Significant difference in open field grid performance between control and implanted animals was seen only in the first week of testing following the recovery period. There was no difference in performance for the remainder of the study indicating no long-term gross motor function deficit. Aside from the first week of post-recovery testing control animals cross the ladder significantly faster than implanted animals.
The implanted animals were not able to maintain presurgery ladder crossing speeds indicating possible deficits in fine motor function. This is further supported by the increased occurrence of right paw slips in implanted animals correlating to the region of the brain receiving an implant. Control animals often achieved significantly higher grip strength results compared to implanted animals over the course of the study.
Additionally, implanted animals perform significantly lower than baseline performance immediately following recovery, but improved over time and returned to baseline performance. Shown here is the correlation of ladder performance to immunoglobulin G fluorescence intensity, a marker of blood-brain barrier permeability. A correlation coefficient of 0.901 was found indicating a very strong correlation.

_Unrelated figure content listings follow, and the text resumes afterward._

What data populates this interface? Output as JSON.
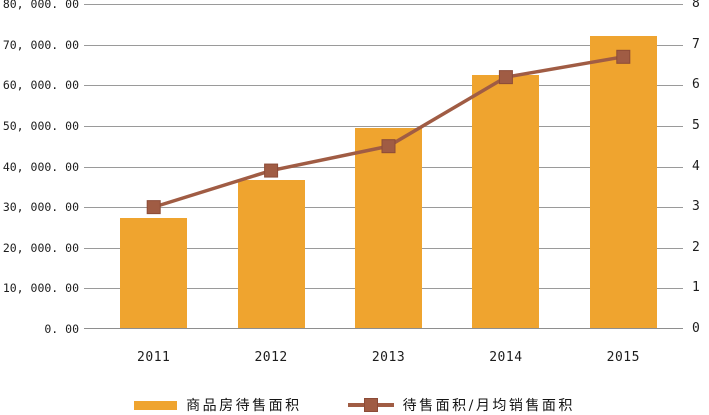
{
  "chart_data": {
    "type": "bar",
    "subtype": "combo-bar-line",
    "categories": [
      "2011",
      "2012",
      "2013",
      "2014",
      "2015"
    ],
    "series": [
      {
        "name": "商品房待售面积",
        "type": "bar",
        "axis": "left",
        "values": [
          27200,
          36500,
          49300,
          62200,
          71900
        ],
        "color": "#EFA42F"
      },
      {
        "name": "待售面积/月均销售面积",
        "type": "line",
        "axis": "right",
        "marker": "square",
        "values": [
          3.0,
          3.9,
          4.5,
          6.2,
          6.7
        ],
        "color": "#A05C44",
        "marker_border_color": "#8C4B37"
      }
    ],
    "title": "",
    "xlabel": "",
    "ylabel": "",
    "left_axis": {
      "min": 0,
      "max": 80000,
      "step": 10000,
      "tick_labels_top_to_bottom": [
        "80, 000. 00",
        "70, 000. 00",
        "60, 000. 00",
        "50, 000. 00",
        "40, 000. 00",
        "30, 000. 00",
        "20, 000. 00",
        "10, 000. 00",
        "0. 00"
      ]
    },
    "right_axis": {
      "min": 0,
      "max": 8,
      "step": 1,
      "tick_labels_top_to_bottom": [
        "8",
        "7",
        "6",
        "5",
        "4",
        "3",
        "2",
        "1",
        "0"
      ]
    },
    "grid": true,
    "gridline_color": "#9A9A9A",
    "axis_line_color": "#8E8E8E",
    "legend_position": "bottom"
  },
  "legend": {
    "bar_label": "商品房待售面积",
    "line_label": "待售面积/月均销售面积"
  }
}
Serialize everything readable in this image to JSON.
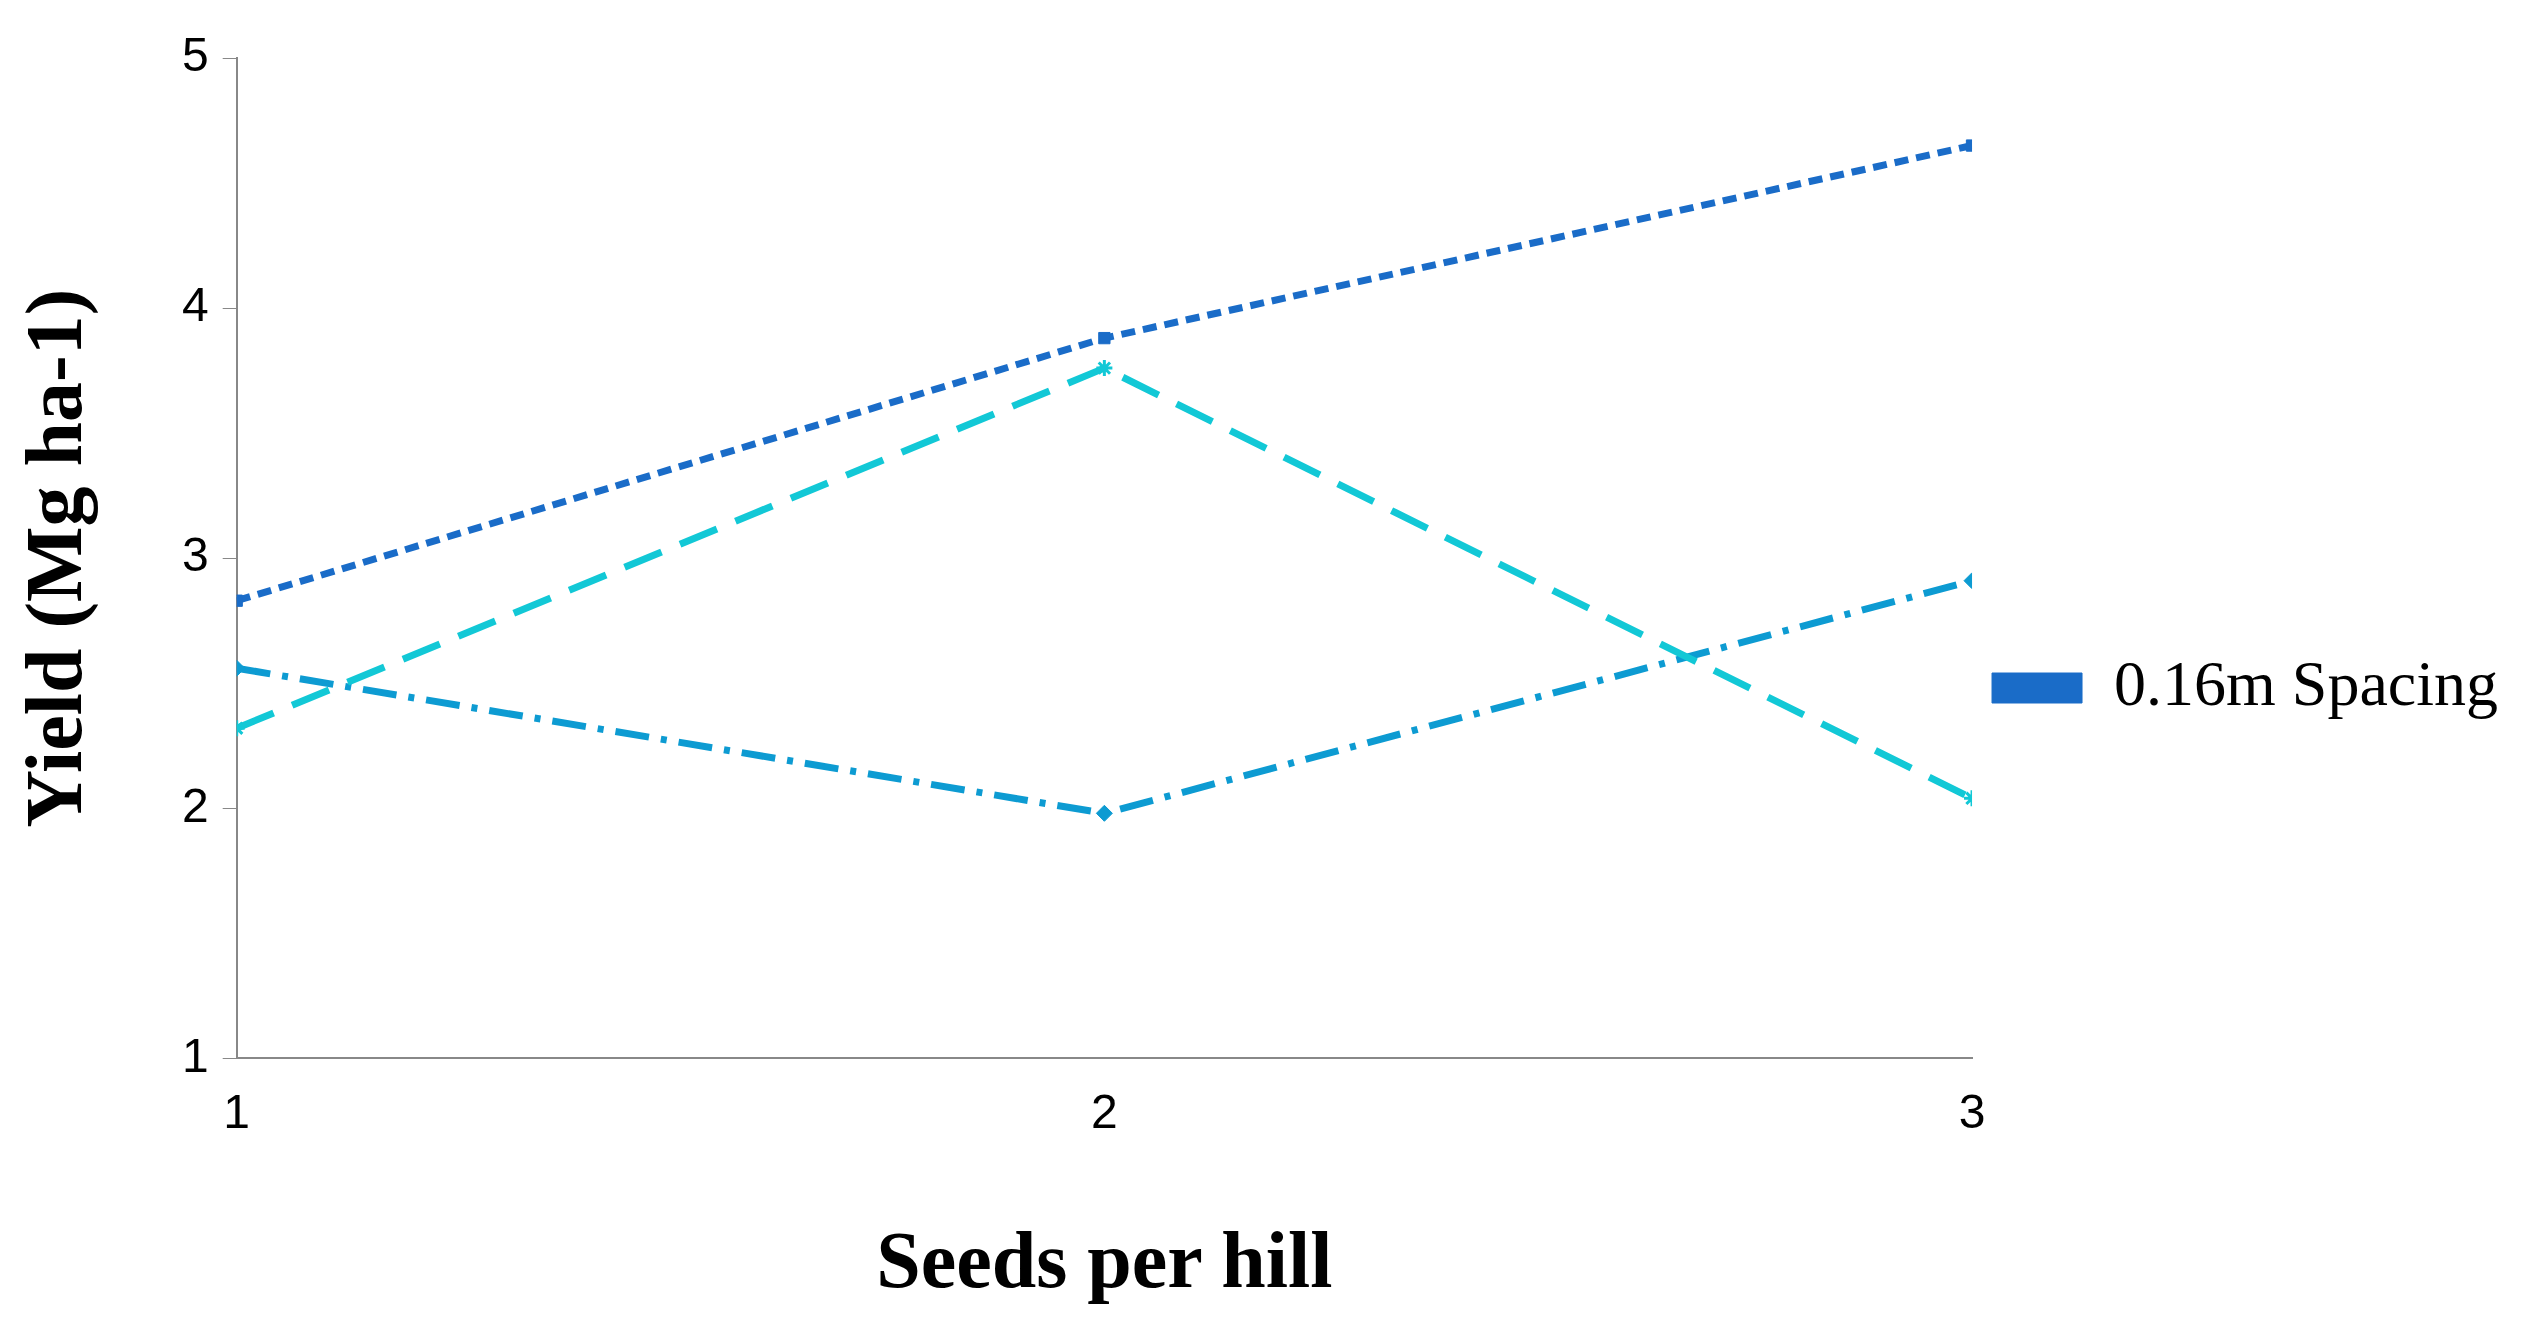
{
  "chart_data": {
    "type": "line",
    "xlabel": "Seeds per hill",
    "ylabel": "Yield (Mg ha-1)",
    "x": [
      1,
      2,
      3
    ],
    "xlim": [
      1,
      3
    ],
    "xticks": [
      1,
      2,
      3
    ],
    "ylim": [
      1,
      5
    ],
    "yticks": [
      1,
      2,
      3,
      4,
      5
    ],
    "grid": false,
    "legend": "right",
    "series": [
      {
        "name": "0.16m Spacing",
        "color": "#1a6cc8",
        "values": [
          2.83,
          3.88,
          4.65
        ],
        "marker": "square",
        "line_style": "dotted"
      },
      {
        "color": "#12c8d6",
        "values": [
          2.32,
          3.76,
          2.04
        ],
        "marker": "cross",
        "line_style": "dashed"
      },
      {
        "color": "#0d9bd2",
        "values": [
          2.56,
          1.98,
          2.91
        ],
        "marker": "diamond",
        "line_style": "dashdot"
      }
    ]
  }
}
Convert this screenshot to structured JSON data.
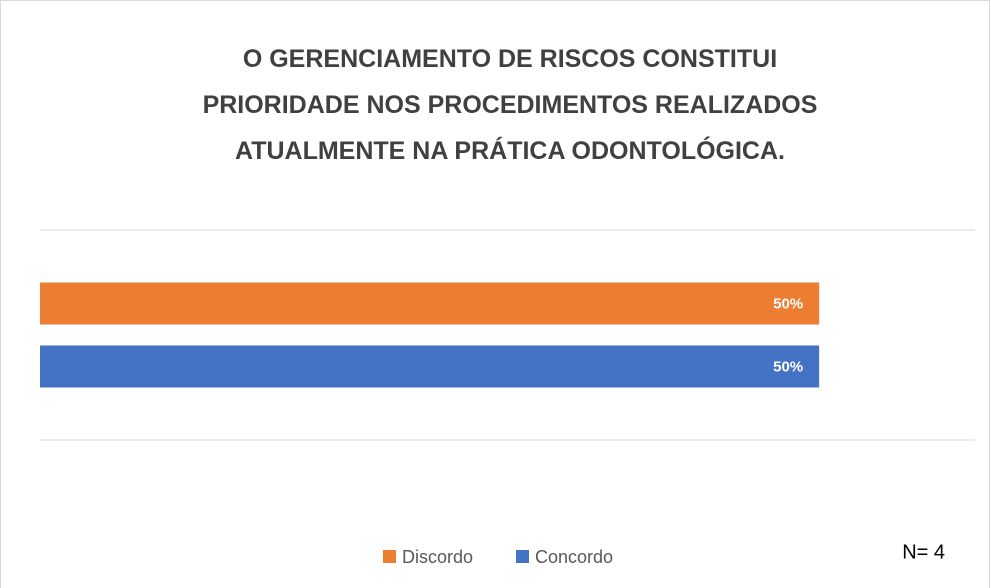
{
  "chart_data": {
    "type": "barh",
    "title": "O GERENCIAMENTO DE RISCOS CONSTITUI\nPRIORIDADE NOS PROCEDIMENTOS REALIZADOS\nATUALMENTE NA PRÁTICA ODONTOLÓGICA.",
    "categories": [
      null
    ],
    "series": [
      {
        "name": "Discordo",
        "color": "#ed7d31",
        "values": [
          50
        ],
        "value_labels": [
          "50%"
        ]
      },
      {
        "name": "Concordo",
        "color": "#4472c4",
        "values": [
          50
        ],
        "value_labels": [
          "50%"
        ]
      }
    ],
    "xlim": [
      0,
      60
    ],
    "legend": "bottom",
    "annotation": "N= 4"
  }
}
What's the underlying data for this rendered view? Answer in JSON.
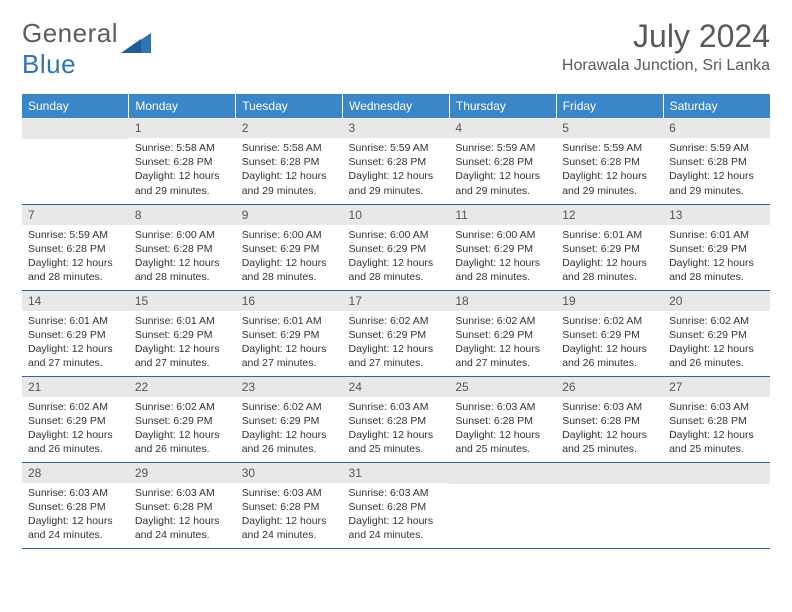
{
  "brand": {
    "part1": "General",
    "part2": "Blue"
  },
  "title": "July 2024",
  "location": "Horawala Junction, Sri Lanka",
  "colors": {
    "header_bg": "#3a86c8",
    "row_border": "#2e65a0",
    "daynum_bg": "#e8e8e8",
    "text_muted": "#595959",
    "logo_blue": "#2e75b6"
  },
  "weekdays": [
    "Sunday",
    "Monday",
    "Tuesday",
    "Wednesday",
    "Thursday",
    "Friday",
    "Saturday"
  ],
  "weeks": [
    [
      null,
      {
        "n": "1",
        "sr": "5:58 AM",
        "ss": "6:28 PM",
        "dh": "12",
        "dm": "29"
      },
      {
        "n": "2",
        "sr": "5:58 AM",
        "ss": "6:28 PM",
        "dh": "12",
        "dm": "29"
      },
      {
        "n": "3",
        "sr": "5:59 AM",
        "ss": "6:28 PM",
        "dh": "12",
        "dm": "29"
      },
      {
        "n": "4",
        "sr": "5:59 AM",
        "ss": "6:28 PM",
        "dh": "12",
        "dm": "29"
      },
      {
        "n": "5",
        "sr": "5:59 AM",
        "ss": "6:28 PM",
        "dh": "12",
        "dm": "29"
      },
      {
        "n": "6",
        "sr": "5:59 AM",
        "ss": "6:28 PM",
        "dh": "12",
        "dm": "29"
      }
    ],
    [
      {
        "n": "7",
        "sr": "5:59 AM",
        "ss": "6:28 PM",
        "dh": "12",
        "dm": "28"
      },
      {
        "n": "8",
        "sr": "6:00 AM",
        "ss": "6:28 PM",
        "dh": "12",
        "dm": "28"
      },
      {
        "n": "9",
        "sr": "6:00 AM",
        "ss": "6:29 PM",
        "dh": "12",
        "dm": "28"
      },
      {
        "n": "10",
        "sr": "6:00 AM",
        "ss": "6:29 PM",
        "dh": "12",
        "dm": "28"
      },
      {
        "n": "11",
        "sr": "6:00 AM",
        "ss": "6:29 PM",
        "dh": "12",
        "dm": "28"
      },
      {
        "n": "12",
        "sr": "6:01 AM",
        "ss": "6:29 PM",
        "dh": "12",
        "dm": "28"
      },
      {
        "n": "13",
        "sr": "6:01 AM",
        "ss": "6:29 PM",
        "dh": "12",
        "dm": "28"
      }
    ],
    [
      {
        "n": "14",
        "sr": "6:01 AM",
        "ss": "6:29 PM",
        "dh": "12",
        "dm": "27"
      },
      {
        "n": "15",
        "sr": "6:01 AM",
        "ss": "6:29 PM",
        "dh": "12",
        "dm": "27"
      },
      {
        "n": "16",
        "sr": "6:01 AM",
        "ss": "6:29 PM",
        "dh": "12",
        "dm": "27"
      },
      {
        "n": "17",
        "sr": "6:02 AM",
        "ss": "6:29 PM",
        "dh": "12",
        "dm": "27"
      },
      {
        "n": "18",
        "sr": "6:02 AM",
        "ss": "6:29 PM",
        "dh": "12",
        "dm": "27"
      },
      {
        "n": "19",
        "sr": "6:02 AM",
        "ss": "6:29 PM",
        "dh": "12",
        "dm": "26"
      },
      {
        "n": "20",
        "sr": "6:02 AM",
        "ss": "6:29 PM",
        "dh": "12",
        "dm": "26"
      }
    ],
    [
      {
        "n": "21",
        "sr": "6:02 AM",
        "ss": "6:29 PM",
        "dh": "12",
        "dm": "26"
      },
      {
        "n": "22",
        "sr": "6:02 AM",
        "ss": "6:29 PM",
        "dh": "12",
        "dm": "26"
      },
      {
        "n": "23",
        "sr": "6:02 AM",
        "ss": "6:29 PM",
        "dh": "12",
        "dm": "26"
      },
      {
        "n": "24",
        "sr": "6:03 AM",
        "ss": "6:28 PM",
        "dh": "12",
        "dm": "25"
      },
      {
        "n": "25",
        "sr": "6:03 AM",
        "ss": "6:28 PM",
        "dh": "12",
        "dm": "25"
      },
      {
        "n": "26",
        "sr": "6:03 AM",
        "ss": "6:28 PM",
        "dh": "12",
        "dm": "25"
      },
      {
        "n": "27",
        "sr": "6:03 AM",
        "ss": "6:28 PM",
        "dh": "12",
        "dm": "25"
      }
    ],
    [
      {
        "n": "28",
        "sr": "6:03 AM",
        "ss": "6:28 PM",
        "dh": "12",
        "dm": "24"
      },
      {
        "n": "29",
        "sr": "6:03 AM",
        "ss": "6:28 PM",
        "dh": "12",
        "dm": "24"
      },
      {
        "n": "30",
        "sr": "6:03 AM",
        "ss": "6:28 PM",
        "dh": "12",
        "dm": "24"
      },
      {
        "n": "31",
        "sr": "6:03 AM",
        "ss": "6:28 PM",
        "dh": "12",
        "dm": "24"
      },
      null,
      null,
      null
    ]
  ],
  "labels": {
    "sunrise": "Sunrise:",
    "sunset": "Sunset:",
    "daylight": "Daylight:",
    "hours": "hours",
    "and": "and",
    "minutes": "minutes."
  }
}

Once mastered this technique can be performed in approximately 30 minutes per animal per testing session. While attempting this procedure it's important to reduce environmental variables as these may distract the animals from the task at hand. Following this procedure, other methods including immunohistochemistry or other light imaging techniques can be performed in order to investigate cellular or tissue response to implanted microelectronics.
After watching this video, you should have a good understanding of how to perform a rapid, simple and repeatable assay for gross and fine motor deficits that may arise from device implantation or injury in the primary motor cortex.